Minutes later, Cooper begins her session with Will, a magnificent but much higher-spirited horse who wants to be taken outside his stall to the nearby corral. There, he makes a quick dash, then returns and begins rolling in the dirt as if to scratch his back before moving next to his shrink.
“He says he bit Bull,” Cooper tells Will’s owner moments later. “He says he felt funny because Bull’s been watching him, and it makes him nervous.”
“I told Will that we’ll tell Bull to quit staring at him so much,” says Cooper.
Then turning back to Will: “Did you bite Mambo, too? Yep. He did.

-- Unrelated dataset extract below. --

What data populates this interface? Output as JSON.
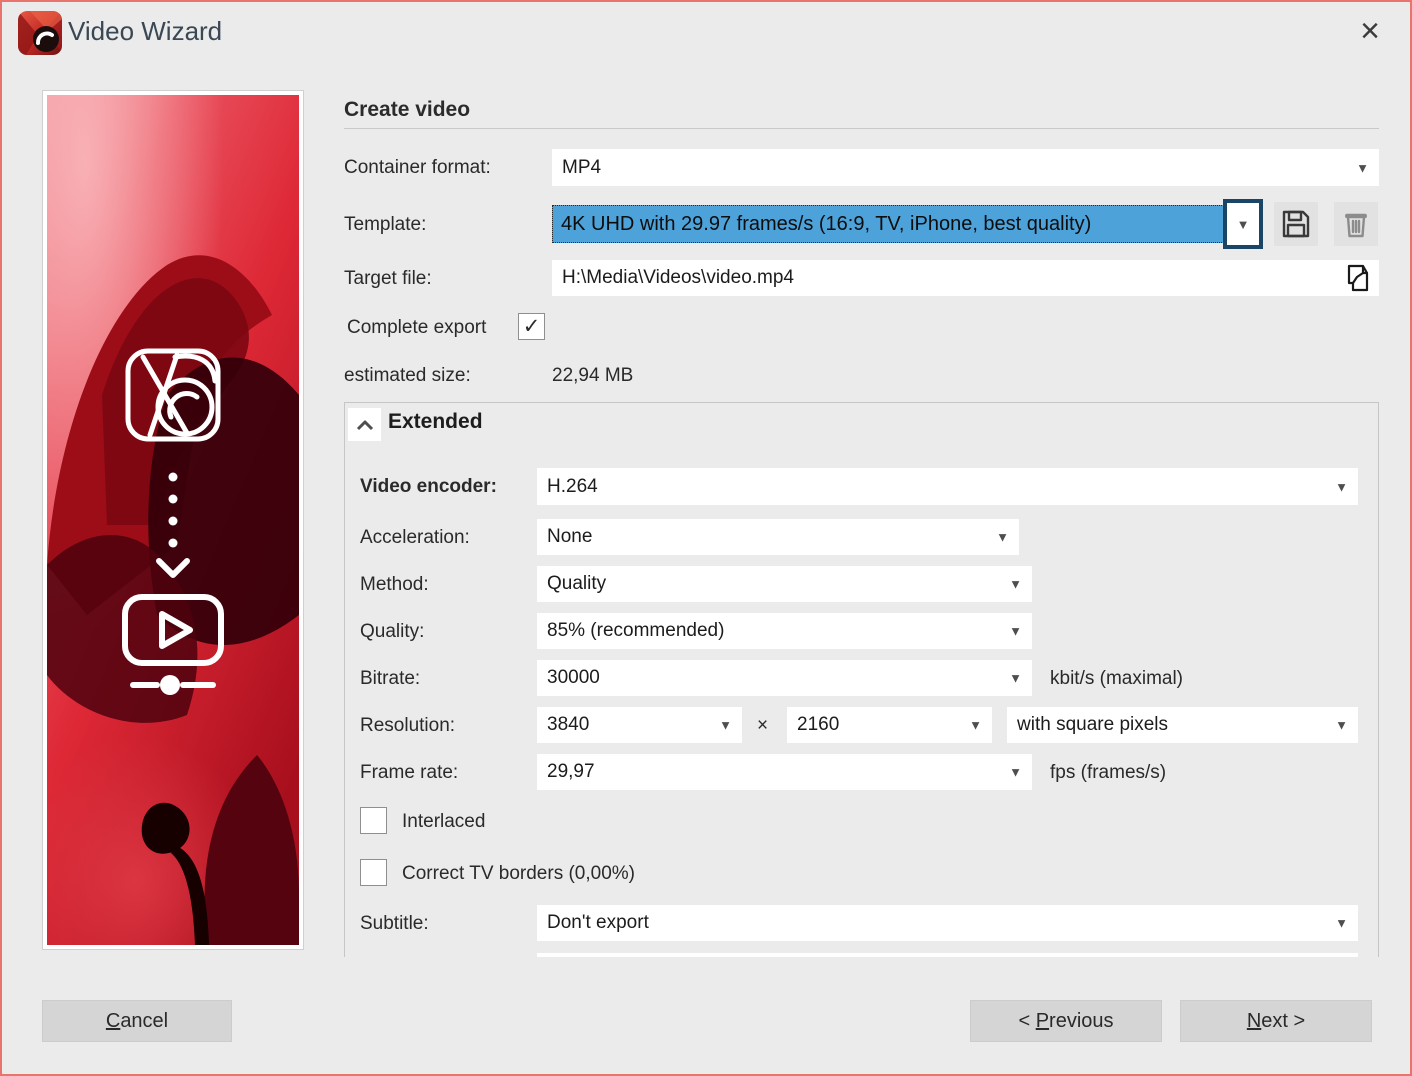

Why did you bite Mambo?” Cooper listens to Will as he nudges her playfully. “He says he bit Mambo because he said he was a better horse than Will.”
Will’s owner lets out a howl: “My horse believes he’s the hottest horse in this stable!”
Unlike Dahlgren, Surrette is a relatively new horse owner, having bought Will in early 2007.
“He was the horse that everybody told me not to get,” says Surrette, alluding to the reputation thoroughbreds have for being high-strung and nervous. “And I had to get him … My midlife crisis.”
But a year and a half or so later, Surrette – who is an inexperienced rider – has yet to ride Will. With Cooper’s help, though, she says she has built up her confidence. “I got on him Sunday,” says Surrette. “And I’ll ride him soon.”
The session over, Cooper wanders through the rest of the stables. The horses appear to gravitate to her.
“When I come into a place like this, it is like `Dr. Doolittle,’ where I hear them all talking as soon as I walk in,” says Cooper. “And I never turn it off because I don’t want to. I love the animals.”